Some don’t even want a Messiah who drinks alcohol; therefore, we insist that all Jesus drank was grape juice.
But why would Jesus get a bad report as a wine-bibber for drinking grape juice? (Matthew 11:19).
Peter, one of Jesus’ closest disciples, did not like Jesus. How do you deal with a God who washes your feet? Peter would have none of it. (John 13:6-8). How do you deal with a God who would allow himself to be killed? “Be it far from you, Lord,” cried Peter, “this shall not happen to you.”
But this only earned him a very sharp rebuke: “Jesus turned on Peter and said, ‘Get away from me, you Satan! You are a dangerous trap to me. You are thinking merely from a human point of view, and not from God’s.’” (Matthew 16:23).
How do you deal with a God who decides to send you to the cross? If that is what the Lord had in store for him, Peter wanted to know what he had in mind for John. But Jesus simply told him to mind his own business. (John 21:21-22). When the crunch came, is it any wonder that Peter denied Jesus not once but three times?
For this reason, the prophets warned that the Messiah would be a rock of offense. He would do things in a way and manner that would not meet human approval.
As a twelve-year-old, Jesus stayed all day and night in the temple for three days without telling his parents where he was. That would be unacceptable in any decent family. When rebuked about this by his parents, he replied: “Why did you seek me? Did you not know that I must be about my Father’s business?” (Luke 2:49). This would have earned him a few slaps in the families of today.
Jesus made a whip, beat people and smashed their wares in the temple. He called a woman who came to request healing for her child a dog. (Matthew 15:26). At times, people can be won over with gentle words. At times, they need a smack on the head to see sense. Jesus did both.
He refused to help John the Baptist when Herod arrested him. When he knew that his good friend Lazarus was dead, he said he was glad. (John 11:14-15). He kept company with disreputable people. (Matthew 9:11). He took sides with a woman caught in adultery. (John 8:7). He asked a man who had been sick for thirty-eight years if he would like to be healed.

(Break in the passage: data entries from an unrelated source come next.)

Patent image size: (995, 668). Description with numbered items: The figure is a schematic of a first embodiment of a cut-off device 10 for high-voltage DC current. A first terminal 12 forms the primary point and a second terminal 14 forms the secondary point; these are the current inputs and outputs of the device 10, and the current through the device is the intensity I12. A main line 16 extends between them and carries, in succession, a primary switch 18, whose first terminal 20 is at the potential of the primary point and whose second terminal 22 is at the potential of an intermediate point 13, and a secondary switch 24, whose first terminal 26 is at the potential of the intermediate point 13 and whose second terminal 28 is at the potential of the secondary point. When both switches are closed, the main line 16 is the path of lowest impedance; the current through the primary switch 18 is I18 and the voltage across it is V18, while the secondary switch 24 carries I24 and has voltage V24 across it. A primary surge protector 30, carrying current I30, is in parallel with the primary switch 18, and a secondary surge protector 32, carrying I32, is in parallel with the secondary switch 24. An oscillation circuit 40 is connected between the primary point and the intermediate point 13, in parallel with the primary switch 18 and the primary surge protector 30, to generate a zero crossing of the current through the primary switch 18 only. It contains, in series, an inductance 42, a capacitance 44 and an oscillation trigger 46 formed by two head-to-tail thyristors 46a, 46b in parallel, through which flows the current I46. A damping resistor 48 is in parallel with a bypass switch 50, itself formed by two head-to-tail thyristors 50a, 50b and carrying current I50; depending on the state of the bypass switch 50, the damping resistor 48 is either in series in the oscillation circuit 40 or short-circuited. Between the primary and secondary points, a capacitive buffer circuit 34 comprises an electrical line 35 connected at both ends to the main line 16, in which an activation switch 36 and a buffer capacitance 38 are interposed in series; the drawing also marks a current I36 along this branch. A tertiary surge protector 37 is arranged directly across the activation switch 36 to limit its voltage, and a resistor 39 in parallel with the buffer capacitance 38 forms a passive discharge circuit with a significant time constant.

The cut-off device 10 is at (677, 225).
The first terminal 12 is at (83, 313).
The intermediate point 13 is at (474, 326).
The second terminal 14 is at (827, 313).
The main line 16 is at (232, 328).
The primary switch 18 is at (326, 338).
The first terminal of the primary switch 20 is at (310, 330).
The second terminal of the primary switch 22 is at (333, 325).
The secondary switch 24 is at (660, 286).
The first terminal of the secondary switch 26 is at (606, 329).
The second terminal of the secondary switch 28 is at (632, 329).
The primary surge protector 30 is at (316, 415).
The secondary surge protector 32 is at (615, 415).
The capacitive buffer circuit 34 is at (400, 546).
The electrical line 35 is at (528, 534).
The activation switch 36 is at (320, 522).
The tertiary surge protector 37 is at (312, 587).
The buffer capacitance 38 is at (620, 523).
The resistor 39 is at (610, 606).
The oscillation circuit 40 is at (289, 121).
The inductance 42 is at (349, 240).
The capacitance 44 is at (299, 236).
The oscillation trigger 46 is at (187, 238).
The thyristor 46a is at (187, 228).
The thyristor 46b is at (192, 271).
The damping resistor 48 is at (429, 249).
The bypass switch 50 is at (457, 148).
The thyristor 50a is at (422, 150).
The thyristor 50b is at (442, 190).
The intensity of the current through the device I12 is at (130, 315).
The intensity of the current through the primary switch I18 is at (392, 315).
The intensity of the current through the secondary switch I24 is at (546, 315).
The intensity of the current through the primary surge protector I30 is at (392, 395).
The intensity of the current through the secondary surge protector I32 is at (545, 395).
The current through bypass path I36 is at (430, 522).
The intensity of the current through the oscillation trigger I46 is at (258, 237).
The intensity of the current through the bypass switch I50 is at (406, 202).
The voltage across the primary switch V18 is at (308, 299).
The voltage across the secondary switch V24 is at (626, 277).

Then he only healed that one man and left all the others unhealed. (John 5:6-9).
He pronounced woe on the Pharisees and abused them, calling them whitewashed tombstones. (Matthew 23:27). He called some people fools. (Matthew 23:17). He told the Jews that the devil was their father. (John 8:44). He denied his own mother and brothers. (Matthew 12:47-50).
Clearly, Jesus is not a nice man as men call nice. But this same Jesus is now our righteousness. For: “We are all infected and impure with sin. When we put on our prized robes of righteousness, we find they are but filthy rags.” (Isaiah 64:6).
Therefore, we must be divorced from the niceness of men and be married to the goodness of God. “Everything that we have- right thinking and right living, a clean slate and a fresh start- comes from God by way of Jesus Christ.” (1 Corinthians 1:30-31).
Jesus says: “Blessed is he who is not offended because of me.” (Matthew 11:6). This means blessed is he who is not offended by how God does things. Blessed is he who is not offended by what God chooses to do and what he chooses not to do.